The core of the book is the object reference for ASP coding. Six chapters document all the key programmable ASP objects and each includes an area on Comments/Troubleshooting, Properties Reference, Methods Reference, and Events Reference and offers further explanatory text where necessary. Weissinger uses frequent, brief coding examples to illustrate each important topic. He closes the middle section of this book with details on pre-processing directives and the Global.ASA file.

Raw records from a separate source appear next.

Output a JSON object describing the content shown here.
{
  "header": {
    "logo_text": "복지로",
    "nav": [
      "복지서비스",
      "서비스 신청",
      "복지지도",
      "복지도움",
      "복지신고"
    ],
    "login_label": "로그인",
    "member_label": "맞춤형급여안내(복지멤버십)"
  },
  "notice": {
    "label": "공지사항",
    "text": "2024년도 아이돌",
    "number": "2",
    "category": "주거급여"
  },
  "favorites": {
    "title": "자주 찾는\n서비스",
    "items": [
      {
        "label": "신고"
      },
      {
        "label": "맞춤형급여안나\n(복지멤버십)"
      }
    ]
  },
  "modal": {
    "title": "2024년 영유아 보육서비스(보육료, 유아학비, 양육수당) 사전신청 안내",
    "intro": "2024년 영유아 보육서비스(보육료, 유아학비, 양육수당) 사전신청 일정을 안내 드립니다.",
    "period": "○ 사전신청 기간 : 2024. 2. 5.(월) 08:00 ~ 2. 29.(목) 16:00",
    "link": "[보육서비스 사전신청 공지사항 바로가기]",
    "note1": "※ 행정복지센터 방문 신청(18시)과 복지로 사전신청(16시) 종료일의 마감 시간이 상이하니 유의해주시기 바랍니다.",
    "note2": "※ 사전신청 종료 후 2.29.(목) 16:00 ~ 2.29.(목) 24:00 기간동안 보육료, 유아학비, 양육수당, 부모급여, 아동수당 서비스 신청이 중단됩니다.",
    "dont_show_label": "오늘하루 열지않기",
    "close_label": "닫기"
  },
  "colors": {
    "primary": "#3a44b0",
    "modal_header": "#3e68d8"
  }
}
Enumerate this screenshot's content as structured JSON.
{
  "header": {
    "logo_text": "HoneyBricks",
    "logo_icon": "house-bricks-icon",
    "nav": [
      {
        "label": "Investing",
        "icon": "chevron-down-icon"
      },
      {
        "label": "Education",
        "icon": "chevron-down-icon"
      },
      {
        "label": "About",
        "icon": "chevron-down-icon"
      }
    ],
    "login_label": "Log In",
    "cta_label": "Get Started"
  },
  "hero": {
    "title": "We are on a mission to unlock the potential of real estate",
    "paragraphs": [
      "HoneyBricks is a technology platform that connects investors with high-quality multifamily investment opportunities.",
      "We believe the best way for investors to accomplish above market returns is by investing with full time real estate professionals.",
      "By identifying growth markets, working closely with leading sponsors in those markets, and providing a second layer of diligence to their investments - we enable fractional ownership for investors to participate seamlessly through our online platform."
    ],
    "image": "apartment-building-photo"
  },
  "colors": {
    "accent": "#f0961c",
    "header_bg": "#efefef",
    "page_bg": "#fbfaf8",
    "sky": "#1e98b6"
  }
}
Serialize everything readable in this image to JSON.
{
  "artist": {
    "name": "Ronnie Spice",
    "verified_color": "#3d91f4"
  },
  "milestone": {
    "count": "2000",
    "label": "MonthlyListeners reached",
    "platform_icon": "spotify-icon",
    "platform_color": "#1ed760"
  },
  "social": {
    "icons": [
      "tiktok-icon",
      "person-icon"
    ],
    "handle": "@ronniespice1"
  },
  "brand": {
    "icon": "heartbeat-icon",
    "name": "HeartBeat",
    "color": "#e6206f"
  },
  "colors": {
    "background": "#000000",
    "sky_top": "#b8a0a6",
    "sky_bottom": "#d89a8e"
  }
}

The last part of the book discusses ActiveX Data Objects, NT Server Collaboration Data Objects, and a number of server components (such as the Ad Rotator, Content Rotator, My Info, Page Counter, and Permission Checker) in depth. ASP in a Nutshell provides a concise but detailed breakdown of all key ASP coding topics. --Stephen W. Plain
Active Server Pages (ASP) has become a standard for developing server-side Web applications. Prior to the development of ASP, all information served to the client's browser was static -- the Web server did not dynamically generate any part of the site's content. ASP allows Web developers to dynamically generate browser-neutral content. ASP in a Nutshell provides the high-quality documentation that developers really need to create effective ASP applications. It focuses on how features are used in a real application and highlights little-known or undocumented apsects. This book also includes an overview of the interaction between the latest release of Internet Information Server (version 4) and ASP, plus an introduction to the IIS object model and the objects it comprises. This detailed reference enables even experienced Web developers to advance their ASP applications to new levels.